First, physician employment shouldn't be treated as a binary proposition. Health systems should assess where they’re consistently losing money and where they’re at risk of losing high-performing physicians. Underperforming service lines may no longer justify continued investment, especially if shifting care models or reimbursement pressures make future profitability unlikely. Conversely, profitable service lines may face physician attrition as private equity-backed groups and independent ASCs offer more attractive arrangements. The strategic challenge is to identify where hospitals are already losing margin—and where they could soon lose clinical talent.
Secondly, hospitals may contemplate partnerships with nontraditional entities. Start with existing FQHCs and ASCs as mentioned above. Then there’s the potential to work with physician groups backed by private equity, although this carries its own set of risks, so caution is required. The same is true with retail- and pharmacy-based providers; some are aggressively growing, some are pulling back, and it’s best to make sure that expectations are clear and incentives are aligned. Collaborations with payers (e.g., a large managed care organization) and/or direct contracts with large employers may make sense in certain markets.

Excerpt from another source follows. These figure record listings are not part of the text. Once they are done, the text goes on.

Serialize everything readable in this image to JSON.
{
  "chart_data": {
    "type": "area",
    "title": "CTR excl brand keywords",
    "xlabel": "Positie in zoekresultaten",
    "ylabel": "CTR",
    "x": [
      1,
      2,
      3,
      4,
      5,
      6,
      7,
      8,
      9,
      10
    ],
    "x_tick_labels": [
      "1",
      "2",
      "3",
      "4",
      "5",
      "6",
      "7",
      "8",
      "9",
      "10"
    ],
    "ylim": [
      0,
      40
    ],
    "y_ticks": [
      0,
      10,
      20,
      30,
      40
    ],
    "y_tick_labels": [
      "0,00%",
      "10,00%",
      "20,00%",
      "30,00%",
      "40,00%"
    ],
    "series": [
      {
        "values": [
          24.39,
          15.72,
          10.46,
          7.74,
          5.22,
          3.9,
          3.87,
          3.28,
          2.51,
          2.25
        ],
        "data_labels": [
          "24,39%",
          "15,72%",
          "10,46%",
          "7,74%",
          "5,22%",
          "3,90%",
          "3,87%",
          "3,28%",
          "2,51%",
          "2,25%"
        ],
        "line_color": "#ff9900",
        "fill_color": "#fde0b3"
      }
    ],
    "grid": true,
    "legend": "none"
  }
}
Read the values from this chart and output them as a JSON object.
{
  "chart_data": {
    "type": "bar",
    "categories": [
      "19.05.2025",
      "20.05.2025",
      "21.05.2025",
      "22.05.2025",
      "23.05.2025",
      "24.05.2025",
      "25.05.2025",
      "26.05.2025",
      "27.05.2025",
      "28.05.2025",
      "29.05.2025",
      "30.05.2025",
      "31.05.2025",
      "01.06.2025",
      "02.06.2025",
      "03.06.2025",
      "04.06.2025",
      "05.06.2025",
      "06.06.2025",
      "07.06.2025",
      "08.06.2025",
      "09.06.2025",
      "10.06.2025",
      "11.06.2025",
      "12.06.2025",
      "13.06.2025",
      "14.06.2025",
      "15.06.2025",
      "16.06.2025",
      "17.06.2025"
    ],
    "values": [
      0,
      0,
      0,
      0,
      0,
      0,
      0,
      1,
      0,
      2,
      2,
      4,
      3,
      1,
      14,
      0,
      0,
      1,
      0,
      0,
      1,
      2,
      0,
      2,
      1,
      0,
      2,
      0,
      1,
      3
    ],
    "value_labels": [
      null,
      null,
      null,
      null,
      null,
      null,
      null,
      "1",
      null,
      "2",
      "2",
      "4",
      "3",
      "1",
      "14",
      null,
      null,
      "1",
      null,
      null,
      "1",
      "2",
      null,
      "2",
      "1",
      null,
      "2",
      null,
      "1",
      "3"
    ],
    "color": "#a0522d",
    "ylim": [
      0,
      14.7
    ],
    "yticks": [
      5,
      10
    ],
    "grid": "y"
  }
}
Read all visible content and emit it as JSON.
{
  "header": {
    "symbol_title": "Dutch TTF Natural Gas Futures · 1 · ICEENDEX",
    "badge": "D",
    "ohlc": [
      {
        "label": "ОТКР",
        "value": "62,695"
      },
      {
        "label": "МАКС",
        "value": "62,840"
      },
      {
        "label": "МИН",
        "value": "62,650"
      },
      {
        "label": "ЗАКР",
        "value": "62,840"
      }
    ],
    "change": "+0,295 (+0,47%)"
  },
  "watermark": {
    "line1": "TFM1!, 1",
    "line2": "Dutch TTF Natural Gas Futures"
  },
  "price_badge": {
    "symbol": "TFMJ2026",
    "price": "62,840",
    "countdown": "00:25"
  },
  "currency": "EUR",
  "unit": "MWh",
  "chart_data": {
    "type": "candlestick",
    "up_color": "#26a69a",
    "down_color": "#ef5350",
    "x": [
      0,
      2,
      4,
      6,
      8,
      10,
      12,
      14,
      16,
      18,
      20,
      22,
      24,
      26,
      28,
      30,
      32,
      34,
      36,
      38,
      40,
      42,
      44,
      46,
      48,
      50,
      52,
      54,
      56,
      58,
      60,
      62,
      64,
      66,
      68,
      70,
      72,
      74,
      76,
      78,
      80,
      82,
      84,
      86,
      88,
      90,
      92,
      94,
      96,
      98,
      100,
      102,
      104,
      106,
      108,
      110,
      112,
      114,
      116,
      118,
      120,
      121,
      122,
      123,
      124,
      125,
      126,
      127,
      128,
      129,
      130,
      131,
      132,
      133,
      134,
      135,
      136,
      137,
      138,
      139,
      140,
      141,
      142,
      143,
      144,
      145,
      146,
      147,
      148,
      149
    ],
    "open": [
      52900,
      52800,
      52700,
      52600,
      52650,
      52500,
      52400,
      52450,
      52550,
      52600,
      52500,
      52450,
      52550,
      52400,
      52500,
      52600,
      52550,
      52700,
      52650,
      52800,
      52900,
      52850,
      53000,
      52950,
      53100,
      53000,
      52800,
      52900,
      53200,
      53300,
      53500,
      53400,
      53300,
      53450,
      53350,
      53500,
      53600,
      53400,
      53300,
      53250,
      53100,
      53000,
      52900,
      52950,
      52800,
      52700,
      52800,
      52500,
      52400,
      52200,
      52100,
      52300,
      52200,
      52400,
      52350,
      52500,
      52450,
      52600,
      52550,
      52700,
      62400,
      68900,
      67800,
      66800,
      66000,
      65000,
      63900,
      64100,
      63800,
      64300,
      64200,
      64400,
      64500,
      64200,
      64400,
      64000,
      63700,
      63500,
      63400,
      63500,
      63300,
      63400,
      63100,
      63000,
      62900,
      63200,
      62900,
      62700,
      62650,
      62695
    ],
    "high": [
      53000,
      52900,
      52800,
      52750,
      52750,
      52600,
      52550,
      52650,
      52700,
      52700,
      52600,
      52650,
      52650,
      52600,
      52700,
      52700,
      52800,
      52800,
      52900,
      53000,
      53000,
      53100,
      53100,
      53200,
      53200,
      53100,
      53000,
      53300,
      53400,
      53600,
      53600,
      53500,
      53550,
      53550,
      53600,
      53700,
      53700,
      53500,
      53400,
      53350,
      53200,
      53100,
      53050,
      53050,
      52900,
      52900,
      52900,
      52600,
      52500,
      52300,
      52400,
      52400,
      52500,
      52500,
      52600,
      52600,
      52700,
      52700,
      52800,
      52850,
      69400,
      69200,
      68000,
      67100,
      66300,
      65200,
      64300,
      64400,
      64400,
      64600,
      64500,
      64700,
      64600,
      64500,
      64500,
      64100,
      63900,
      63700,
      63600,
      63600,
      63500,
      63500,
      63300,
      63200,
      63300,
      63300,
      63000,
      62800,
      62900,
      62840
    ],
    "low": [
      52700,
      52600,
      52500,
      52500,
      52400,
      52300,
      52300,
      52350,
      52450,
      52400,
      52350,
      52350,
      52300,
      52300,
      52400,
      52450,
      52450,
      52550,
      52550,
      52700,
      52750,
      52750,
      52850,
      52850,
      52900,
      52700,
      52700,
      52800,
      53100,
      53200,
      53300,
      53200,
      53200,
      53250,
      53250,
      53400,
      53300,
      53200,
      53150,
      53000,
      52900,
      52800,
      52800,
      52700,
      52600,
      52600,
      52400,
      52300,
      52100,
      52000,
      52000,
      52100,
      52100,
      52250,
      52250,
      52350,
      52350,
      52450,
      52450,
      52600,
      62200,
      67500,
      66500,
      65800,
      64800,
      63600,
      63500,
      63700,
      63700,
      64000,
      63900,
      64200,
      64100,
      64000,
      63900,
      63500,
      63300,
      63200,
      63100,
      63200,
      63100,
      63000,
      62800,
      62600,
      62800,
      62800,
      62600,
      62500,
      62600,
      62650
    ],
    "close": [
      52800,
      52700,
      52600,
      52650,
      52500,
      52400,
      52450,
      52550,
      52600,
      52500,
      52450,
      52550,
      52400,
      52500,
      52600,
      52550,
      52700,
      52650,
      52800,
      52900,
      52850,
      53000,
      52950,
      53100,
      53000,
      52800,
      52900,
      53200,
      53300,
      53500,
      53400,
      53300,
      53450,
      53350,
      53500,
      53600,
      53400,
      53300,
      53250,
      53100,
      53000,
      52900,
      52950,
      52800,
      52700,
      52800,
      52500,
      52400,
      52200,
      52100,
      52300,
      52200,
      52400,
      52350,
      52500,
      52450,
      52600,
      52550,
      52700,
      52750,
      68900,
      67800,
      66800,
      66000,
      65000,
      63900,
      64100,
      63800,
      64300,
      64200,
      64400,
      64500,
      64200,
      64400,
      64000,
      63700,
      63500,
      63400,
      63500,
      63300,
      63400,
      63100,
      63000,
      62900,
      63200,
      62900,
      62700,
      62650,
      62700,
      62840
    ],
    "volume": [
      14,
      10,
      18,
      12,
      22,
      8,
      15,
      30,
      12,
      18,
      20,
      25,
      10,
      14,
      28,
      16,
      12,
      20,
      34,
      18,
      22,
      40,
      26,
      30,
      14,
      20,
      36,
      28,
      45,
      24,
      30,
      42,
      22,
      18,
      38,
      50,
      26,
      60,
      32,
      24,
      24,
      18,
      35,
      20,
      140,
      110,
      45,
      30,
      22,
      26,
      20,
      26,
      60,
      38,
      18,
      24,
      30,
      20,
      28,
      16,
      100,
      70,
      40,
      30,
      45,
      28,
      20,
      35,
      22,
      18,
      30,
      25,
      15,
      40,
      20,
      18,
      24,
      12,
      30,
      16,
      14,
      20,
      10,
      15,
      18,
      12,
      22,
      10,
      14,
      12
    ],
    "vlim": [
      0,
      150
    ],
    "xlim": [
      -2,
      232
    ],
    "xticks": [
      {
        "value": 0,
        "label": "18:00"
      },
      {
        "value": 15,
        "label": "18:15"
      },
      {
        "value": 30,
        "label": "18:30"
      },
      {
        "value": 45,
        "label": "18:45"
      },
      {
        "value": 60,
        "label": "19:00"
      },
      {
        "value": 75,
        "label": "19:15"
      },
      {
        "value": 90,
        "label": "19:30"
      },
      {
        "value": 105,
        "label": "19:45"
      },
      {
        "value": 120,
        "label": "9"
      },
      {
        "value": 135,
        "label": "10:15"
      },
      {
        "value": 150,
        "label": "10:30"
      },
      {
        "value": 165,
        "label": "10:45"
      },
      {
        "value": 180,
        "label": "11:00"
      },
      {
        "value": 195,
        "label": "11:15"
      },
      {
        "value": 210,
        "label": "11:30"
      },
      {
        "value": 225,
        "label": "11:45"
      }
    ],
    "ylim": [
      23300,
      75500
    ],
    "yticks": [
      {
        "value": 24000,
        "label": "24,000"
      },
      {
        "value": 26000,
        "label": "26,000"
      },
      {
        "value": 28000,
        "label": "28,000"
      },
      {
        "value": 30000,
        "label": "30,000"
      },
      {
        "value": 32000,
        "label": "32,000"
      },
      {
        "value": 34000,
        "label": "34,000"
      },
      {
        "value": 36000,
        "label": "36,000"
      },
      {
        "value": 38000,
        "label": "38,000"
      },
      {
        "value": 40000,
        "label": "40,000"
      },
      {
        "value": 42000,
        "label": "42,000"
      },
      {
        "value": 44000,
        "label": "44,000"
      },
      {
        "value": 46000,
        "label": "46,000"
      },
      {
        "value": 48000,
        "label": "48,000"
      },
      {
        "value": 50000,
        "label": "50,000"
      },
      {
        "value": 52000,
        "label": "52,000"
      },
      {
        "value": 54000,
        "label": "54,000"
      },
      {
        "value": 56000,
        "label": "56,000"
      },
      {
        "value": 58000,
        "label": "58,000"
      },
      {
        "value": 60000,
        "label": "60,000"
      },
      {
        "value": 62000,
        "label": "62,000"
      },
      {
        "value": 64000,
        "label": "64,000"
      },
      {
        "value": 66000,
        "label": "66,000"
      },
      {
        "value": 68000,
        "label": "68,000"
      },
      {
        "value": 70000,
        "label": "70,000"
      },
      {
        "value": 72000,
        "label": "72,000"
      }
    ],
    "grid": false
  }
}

This brings us to our final point. Hospitals know their markets best and should not necessarily follow the latest trends if they don’t fit the particulars of an individual situation. Neither, however, should hospitals hope the problem will go away on its own. It won’t. Organizations will have to guard against nearsightedness and the temptation to please traditional stakeholders at the expense of doing the right thing for their communities. Be bold when examining opportunities and identifying threats, or you may keep losing money on physicians for years to come.